The contradictions of fast fashion

The contradictions of fast fashion

If you had to decide to dress trendy every day or help save the Earth, which would you choose?

Yes, it is quite an obscure question, but a rather important one. This is a genuine ultimatum that many people have come to contemplate living in our day and age. The climate crisis is in need desperate of action, but the want to fit into our modern society is, scarily, just as strong. You would think that the majority answer to that question is to save the planet, but with our generation’s social media addictions, we actively choose fast fashion. 

You may wonder why that question is hard for some people to answer. Well, not everyone cares about the planet. That is hard to believe for some people, but it is true.

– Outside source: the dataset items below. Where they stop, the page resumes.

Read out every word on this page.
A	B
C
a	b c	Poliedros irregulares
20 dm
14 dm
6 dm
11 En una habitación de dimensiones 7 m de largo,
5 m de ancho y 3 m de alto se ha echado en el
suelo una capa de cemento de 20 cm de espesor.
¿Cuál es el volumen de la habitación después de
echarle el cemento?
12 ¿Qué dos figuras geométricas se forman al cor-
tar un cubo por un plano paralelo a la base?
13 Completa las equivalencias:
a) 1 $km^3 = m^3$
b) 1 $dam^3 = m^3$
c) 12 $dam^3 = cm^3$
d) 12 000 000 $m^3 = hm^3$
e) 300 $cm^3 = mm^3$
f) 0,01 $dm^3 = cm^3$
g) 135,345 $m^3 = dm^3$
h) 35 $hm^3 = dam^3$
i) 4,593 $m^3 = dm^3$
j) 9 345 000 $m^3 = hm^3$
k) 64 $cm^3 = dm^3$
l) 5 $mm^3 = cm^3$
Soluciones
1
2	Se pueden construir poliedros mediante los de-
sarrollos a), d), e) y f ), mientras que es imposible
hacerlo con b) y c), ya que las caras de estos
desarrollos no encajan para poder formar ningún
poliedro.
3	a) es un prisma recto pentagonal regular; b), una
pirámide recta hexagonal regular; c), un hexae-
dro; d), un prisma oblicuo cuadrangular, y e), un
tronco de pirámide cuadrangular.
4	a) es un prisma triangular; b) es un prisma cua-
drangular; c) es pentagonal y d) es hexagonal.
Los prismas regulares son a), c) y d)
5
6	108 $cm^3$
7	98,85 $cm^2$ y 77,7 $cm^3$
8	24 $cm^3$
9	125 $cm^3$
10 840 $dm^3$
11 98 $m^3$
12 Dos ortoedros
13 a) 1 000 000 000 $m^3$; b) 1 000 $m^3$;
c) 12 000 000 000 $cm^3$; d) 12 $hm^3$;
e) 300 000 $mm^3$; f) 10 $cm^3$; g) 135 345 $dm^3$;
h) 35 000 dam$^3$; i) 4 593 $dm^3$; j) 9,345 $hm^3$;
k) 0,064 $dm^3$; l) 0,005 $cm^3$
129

Many people have a mindset that the climate crisis is someone else’s problem. Sure, big corporations and the government need to take great action, due to the power they hold, in order to better our planet in larger proportions. As humans, we still have value in helping society take small steps in a forward direction in order to save the planet. 

Each year, the fashion industry is to blame for creating a whopping 1.7 billion tons of carbon dioxide emissions globally.

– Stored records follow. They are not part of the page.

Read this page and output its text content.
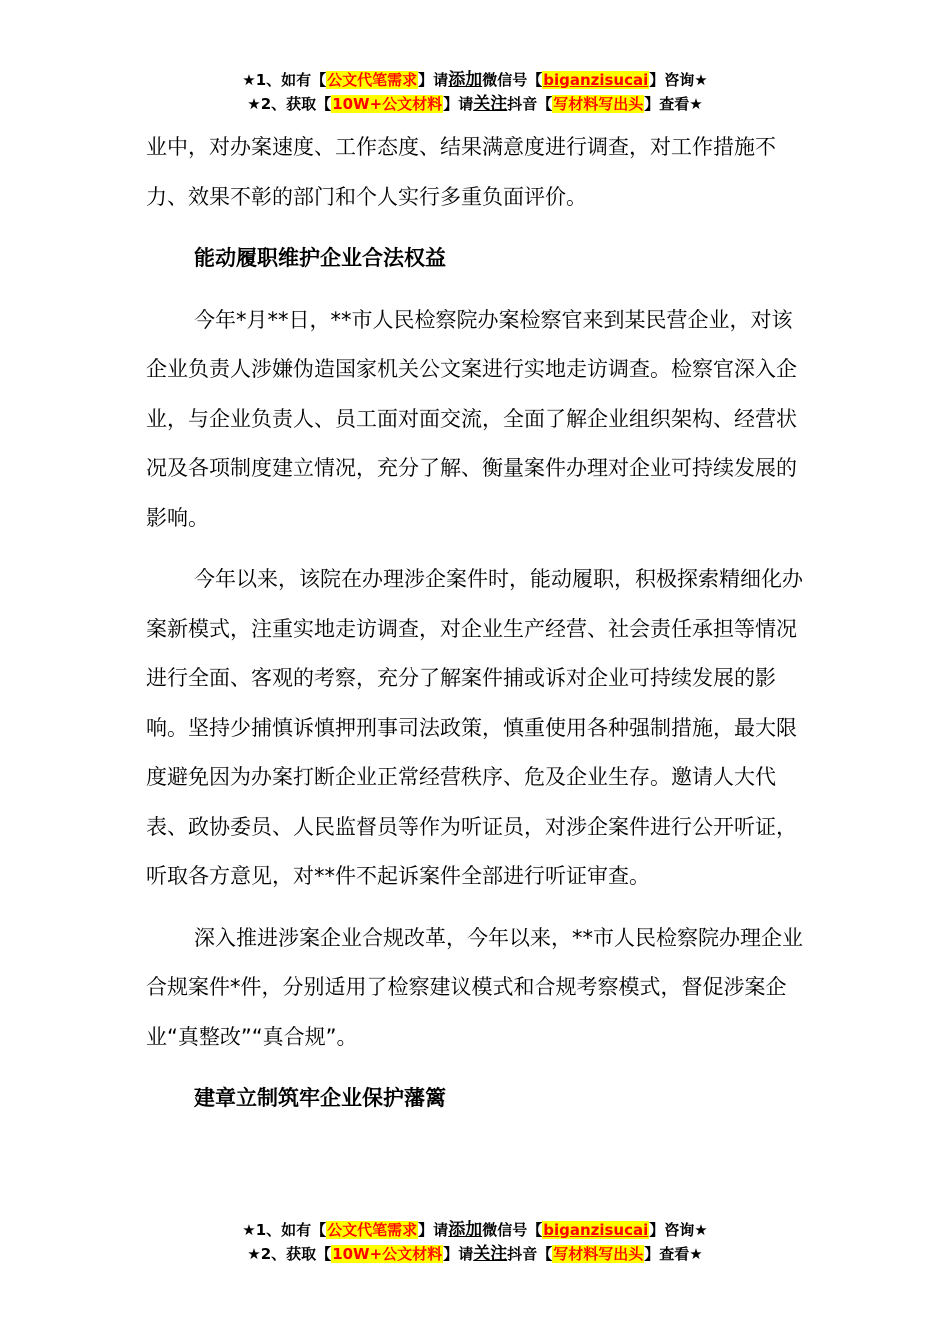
★1、如有【公文代笔需求】请添加微信号【biganzisucai】咨询★
★2、获取【10W+公文材料】请关注抖音【写材料写出头】查看★

业中，对办案速度、工作态度、结果满意度进行调查，对工作措施不力、效果不彰的部门和个人实行多重负面评价。

能动履职维护企业合法权益

今年*月**日，**市人民检察院办案检察官来到某民营企业，对该企业负责人涉嫌伪造国家机关公文案进行实地走访调查。检察官深入企业，与企业负责人、员工面对面交流，全面了解企业组织架构、经营状况及各项制度建立情况，充分了解、衡量案件办理对企业可持续发展的影响。

今年以来，该院在办理涉企案件时，能动履职，积极探索精细化办案新模式，注重实地走访调查，对企业生产经营、社会责任承担等情况进行全面、客观的考察，充分了解案件捕或诉对企业可持续发展的影响。坚持少捕慎诉慎押刑事司法政策，慎重使用各种强制措施，最大限度避免因为办案打断企业正常经营秩序、危及企业生存。邀请人大代表、政协委员、人民监督员等作为听证员，对涉企案件进行公开听证，听取各方意见，对**件不起诉案件全部进行听证审查。

深入推进涉案企业合规改革，今年以来，**市人民检察院办理企业合规案件*件，分别适用了检察建议模式和合规考察模式，督促涉案企业“真整改”“真合规”。

建章立制筑牢企业保护藩篱

★1、如有【公文代笔需求】请添加微信号【biganzisucai】咨询★
★2、获取【10W+公文材料】请关注抖音【写材料写出头】查看★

What is fast fashion and why do so many people feed into it? Fast fashion is the mass production of low-cost clothing that is a replication of what is on the high-fashion market at that time. It is a trendy alternative to high-fashion prices. One of the main fast fashion brands that has gained popularity amongst its’ other well-known competitors, such as Zara and H&M, is Shein. Shein is a Chinese online clothing retailer created by Chris Xu in 2008. It went from a small company to a billion-dollar fashion frenzy.  Overall, the United States is number one when it comes to the number of consumers that would rather buy fast fashion, standing at a high of 88% with other countries including Europe at 46%, India at 25%, and China at 21%. 

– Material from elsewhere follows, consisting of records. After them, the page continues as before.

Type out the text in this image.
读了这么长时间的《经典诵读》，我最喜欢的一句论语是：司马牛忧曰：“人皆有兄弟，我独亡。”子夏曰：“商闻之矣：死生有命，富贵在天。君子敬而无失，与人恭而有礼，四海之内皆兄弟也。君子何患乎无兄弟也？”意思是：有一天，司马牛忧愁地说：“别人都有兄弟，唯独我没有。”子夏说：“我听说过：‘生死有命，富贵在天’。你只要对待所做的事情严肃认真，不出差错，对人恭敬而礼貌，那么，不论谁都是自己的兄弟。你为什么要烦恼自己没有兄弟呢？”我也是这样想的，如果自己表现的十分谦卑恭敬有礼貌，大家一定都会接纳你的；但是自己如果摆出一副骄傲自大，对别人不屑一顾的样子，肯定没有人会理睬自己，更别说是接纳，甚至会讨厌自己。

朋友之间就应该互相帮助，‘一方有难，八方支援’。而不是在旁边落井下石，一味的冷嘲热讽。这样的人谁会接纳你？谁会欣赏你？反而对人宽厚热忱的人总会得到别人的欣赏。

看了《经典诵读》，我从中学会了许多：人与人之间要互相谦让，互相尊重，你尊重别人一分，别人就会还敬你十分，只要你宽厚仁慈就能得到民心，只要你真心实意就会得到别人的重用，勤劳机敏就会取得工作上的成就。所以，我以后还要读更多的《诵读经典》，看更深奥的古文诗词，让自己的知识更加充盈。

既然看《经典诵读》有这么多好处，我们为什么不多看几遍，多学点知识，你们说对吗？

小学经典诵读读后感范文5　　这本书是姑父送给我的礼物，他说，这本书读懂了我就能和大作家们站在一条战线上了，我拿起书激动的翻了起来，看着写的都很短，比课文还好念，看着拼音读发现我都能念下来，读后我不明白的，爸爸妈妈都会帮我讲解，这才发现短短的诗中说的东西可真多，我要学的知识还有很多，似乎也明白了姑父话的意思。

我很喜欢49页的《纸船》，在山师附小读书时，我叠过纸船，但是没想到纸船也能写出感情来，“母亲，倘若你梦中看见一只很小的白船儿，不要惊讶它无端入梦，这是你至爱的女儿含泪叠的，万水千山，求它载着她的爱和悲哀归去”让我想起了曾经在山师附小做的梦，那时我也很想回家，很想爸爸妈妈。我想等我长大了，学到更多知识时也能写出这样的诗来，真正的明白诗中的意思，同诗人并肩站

The reason for all of this is because of our brains. There is a section of our brains called the substantia nigra/ventral segmental area; it is where the novelty stimuli responders live, meaning when we see something new that is highly wanted, that part of our brain reacts. When this occurs, our dopamine levels rise, then creating an impulse to want to buy more new things. 

In the case of fast fashion consumerism, this is very helpful. The more items that are bought, the more money is made. In the case of our planet, this is extremely detrimental. Each year, the fashion industry is to blame for creating a whopping 1.7 billion tons of carbon dioxide emissions globally. The amount of textile waste every year is 92 million tons, and it is only growing. That is the equivalent of throwing out a trash truck full of clothes every single second, which is unfathomable. 

Action needs to be taken to support our planet. I can somewhat understand wanting to fit in and feel trendy. At the same time, does it make the most sense when our planet is literally dying? No, I see value in clean air, not in a top that I will wear once and never use again.